Did you watch the Kony video?
Have you planked?
Have you created a Hitler learns video?
Did you participate #pencilchat?
If you’re a programmer have you investigated node.js?
No? Maybe you should have.
Self-directed learning is dependent of making good informed decisions, the better informed we can be the better decisions we can make about our learning. What to investigate, what not to. Memes and other things become viral because the Internet amplifies things of worth. For self-directed learners this is profound opportunity.
Many of these memes may have short shelf life if they, they spring to life and quickly fade, but what they do is articulate and amplify an important idea or concept. While often they may seem superficial on the surface, the reasons that they become viral is because they contain something deeper. Participating in these memes, leads to a collective sense of understanding of agreement.

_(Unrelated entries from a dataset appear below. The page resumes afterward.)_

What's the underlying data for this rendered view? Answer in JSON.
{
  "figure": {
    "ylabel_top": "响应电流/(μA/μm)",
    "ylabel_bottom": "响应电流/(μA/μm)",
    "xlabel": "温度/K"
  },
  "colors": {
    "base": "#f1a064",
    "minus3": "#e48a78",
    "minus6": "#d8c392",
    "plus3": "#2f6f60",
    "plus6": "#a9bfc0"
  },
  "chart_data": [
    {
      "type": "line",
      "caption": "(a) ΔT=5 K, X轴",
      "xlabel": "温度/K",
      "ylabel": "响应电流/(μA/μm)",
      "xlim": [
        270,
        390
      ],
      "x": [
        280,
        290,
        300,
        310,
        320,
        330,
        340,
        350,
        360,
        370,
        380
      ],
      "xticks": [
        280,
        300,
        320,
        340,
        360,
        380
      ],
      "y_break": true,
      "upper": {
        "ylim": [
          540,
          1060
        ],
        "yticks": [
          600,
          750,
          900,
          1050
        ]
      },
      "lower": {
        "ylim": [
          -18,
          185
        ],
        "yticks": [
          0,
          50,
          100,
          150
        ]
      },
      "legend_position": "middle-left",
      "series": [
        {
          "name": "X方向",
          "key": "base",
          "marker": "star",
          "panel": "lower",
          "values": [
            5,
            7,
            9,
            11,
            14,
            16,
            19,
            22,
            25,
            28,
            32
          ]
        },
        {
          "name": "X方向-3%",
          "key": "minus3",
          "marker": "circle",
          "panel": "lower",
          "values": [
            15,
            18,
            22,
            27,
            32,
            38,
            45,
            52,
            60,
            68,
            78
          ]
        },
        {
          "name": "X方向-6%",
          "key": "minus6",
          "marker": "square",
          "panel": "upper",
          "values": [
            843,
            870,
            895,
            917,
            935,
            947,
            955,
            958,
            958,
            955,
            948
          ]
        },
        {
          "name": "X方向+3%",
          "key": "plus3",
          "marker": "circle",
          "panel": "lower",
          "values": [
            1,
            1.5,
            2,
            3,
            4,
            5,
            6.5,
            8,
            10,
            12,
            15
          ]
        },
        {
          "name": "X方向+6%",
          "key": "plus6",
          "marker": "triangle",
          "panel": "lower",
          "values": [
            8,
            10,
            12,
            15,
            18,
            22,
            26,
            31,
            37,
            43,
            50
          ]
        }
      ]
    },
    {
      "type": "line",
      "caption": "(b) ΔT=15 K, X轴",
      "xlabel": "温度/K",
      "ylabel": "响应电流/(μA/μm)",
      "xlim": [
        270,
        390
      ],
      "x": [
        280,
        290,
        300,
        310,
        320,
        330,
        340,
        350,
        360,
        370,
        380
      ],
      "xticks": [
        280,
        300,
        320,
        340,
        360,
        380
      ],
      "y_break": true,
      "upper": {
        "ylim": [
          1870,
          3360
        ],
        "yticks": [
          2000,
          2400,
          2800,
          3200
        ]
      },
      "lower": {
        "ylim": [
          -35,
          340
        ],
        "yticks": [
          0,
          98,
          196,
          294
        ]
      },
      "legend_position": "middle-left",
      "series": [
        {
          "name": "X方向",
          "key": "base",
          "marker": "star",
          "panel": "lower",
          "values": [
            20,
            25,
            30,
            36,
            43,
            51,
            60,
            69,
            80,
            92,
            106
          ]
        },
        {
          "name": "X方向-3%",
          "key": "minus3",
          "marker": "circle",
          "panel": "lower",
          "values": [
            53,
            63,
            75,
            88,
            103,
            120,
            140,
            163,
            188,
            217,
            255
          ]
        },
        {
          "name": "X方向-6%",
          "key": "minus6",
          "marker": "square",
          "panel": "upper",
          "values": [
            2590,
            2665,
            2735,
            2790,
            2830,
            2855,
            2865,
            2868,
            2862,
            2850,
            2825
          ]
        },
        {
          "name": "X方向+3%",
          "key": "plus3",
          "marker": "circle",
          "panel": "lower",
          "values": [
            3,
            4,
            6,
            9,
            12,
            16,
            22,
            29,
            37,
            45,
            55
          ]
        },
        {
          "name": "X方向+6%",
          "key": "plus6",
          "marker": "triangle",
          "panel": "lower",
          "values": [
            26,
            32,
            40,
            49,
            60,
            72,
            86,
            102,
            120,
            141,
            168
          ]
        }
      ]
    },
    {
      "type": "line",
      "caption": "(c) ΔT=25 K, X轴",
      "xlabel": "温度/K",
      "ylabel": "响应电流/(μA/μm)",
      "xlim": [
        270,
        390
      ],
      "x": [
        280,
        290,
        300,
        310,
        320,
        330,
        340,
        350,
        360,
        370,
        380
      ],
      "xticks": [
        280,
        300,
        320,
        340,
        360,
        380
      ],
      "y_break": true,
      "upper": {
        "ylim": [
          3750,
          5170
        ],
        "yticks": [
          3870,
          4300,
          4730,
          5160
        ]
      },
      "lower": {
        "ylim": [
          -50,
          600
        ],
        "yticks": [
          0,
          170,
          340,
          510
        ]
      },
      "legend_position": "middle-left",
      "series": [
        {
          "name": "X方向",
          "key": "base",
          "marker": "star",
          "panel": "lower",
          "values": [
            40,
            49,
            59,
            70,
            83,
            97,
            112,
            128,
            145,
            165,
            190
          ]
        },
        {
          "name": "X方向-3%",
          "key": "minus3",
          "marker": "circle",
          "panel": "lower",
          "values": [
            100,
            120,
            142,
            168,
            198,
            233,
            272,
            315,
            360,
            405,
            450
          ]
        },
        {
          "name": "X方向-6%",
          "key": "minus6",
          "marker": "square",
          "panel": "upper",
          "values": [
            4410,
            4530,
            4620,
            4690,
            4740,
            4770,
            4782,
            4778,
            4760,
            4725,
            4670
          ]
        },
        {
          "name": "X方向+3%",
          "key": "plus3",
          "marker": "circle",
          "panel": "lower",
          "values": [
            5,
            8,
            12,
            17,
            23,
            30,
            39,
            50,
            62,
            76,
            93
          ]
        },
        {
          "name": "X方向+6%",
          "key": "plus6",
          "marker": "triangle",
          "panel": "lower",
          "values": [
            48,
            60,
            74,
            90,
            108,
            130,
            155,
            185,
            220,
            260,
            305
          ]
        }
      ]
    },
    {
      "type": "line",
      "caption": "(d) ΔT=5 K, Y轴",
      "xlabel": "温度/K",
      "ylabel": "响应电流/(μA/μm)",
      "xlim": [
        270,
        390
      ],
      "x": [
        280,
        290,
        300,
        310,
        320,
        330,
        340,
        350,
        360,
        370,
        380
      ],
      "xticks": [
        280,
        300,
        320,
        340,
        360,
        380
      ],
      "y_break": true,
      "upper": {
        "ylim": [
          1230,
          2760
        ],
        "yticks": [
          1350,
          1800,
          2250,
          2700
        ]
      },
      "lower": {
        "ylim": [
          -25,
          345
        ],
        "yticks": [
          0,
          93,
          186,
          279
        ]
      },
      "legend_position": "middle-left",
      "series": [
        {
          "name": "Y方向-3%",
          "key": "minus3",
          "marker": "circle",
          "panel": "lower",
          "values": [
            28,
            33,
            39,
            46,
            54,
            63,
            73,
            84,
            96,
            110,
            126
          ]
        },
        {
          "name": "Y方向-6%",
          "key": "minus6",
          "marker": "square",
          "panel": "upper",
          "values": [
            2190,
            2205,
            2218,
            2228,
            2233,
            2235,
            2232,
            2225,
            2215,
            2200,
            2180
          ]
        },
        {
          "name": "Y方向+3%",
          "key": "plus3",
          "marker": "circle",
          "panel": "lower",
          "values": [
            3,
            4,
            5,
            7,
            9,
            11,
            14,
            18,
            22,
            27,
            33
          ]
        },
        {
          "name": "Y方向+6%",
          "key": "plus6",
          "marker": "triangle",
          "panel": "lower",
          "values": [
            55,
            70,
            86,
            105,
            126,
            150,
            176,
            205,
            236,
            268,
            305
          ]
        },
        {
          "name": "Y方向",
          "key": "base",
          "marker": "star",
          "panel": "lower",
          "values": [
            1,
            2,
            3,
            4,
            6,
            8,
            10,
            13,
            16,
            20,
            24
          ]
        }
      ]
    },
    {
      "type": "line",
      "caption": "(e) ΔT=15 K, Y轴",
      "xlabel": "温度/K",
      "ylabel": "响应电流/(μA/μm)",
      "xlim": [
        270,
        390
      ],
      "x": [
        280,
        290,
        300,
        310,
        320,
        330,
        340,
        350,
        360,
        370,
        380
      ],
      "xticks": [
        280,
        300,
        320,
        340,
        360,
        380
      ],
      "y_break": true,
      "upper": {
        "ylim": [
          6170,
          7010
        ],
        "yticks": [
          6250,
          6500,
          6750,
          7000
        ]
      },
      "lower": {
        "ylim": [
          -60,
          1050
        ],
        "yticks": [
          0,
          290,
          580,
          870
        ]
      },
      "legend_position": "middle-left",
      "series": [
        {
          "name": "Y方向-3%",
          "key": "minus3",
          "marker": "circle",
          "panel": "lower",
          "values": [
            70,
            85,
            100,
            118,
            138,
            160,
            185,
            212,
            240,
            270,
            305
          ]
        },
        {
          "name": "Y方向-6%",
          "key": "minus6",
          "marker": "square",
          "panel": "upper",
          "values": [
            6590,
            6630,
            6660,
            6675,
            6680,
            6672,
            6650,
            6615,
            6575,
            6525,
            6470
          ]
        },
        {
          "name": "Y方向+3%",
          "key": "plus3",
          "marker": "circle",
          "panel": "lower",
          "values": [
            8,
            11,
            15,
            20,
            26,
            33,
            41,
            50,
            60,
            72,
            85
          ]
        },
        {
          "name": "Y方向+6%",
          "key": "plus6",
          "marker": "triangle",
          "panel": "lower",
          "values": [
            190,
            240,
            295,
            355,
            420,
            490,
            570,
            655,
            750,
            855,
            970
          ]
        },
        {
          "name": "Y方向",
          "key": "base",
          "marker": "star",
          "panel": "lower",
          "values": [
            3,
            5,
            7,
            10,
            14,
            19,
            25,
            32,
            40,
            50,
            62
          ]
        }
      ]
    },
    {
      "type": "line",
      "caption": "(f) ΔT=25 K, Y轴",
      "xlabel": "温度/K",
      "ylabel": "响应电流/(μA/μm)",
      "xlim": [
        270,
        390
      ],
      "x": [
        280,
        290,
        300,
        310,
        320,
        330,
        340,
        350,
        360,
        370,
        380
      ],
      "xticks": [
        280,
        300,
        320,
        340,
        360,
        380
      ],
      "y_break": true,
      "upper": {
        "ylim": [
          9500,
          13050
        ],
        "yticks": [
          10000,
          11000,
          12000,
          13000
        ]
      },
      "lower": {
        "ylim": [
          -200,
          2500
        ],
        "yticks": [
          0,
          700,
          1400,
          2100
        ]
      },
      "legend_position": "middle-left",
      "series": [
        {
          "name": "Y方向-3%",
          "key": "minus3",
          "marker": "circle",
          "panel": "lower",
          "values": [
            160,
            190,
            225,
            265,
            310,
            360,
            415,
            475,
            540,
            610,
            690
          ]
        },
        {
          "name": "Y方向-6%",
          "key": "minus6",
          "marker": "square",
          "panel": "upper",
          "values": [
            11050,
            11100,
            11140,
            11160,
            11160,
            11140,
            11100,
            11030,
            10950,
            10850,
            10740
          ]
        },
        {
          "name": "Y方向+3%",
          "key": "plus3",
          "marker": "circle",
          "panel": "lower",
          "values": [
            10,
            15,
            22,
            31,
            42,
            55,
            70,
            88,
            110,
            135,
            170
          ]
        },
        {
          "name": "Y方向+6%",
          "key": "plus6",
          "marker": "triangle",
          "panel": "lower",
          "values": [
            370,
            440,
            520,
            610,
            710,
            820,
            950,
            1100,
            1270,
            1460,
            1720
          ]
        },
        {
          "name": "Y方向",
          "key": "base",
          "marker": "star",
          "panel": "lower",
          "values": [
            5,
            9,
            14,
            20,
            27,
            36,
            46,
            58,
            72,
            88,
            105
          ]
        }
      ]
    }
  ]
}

Pencil chat a short lived twitter hashtag, parodied the absurdness of many schools technology policies. Similarly, the Hitler videos allowed anyone to voice a complaint about anything. Both of these not only raised the issue but also used humour to maybe suggest that sometimes our complaints and concerns are over the top. Other memes draw great attention to new or interesting things, think Kony or node.js.
Of course, none of this would be obvious, or an opportunity for learning, if we didn’t participate. Rather it would be an opportunity lost.
As schools, rather than banning things such as planking, we should be participating in it, rather than ridiculing trying to understand it’s worth. For our students and for us as life-long self-directed learners, the message should be participate, just participate.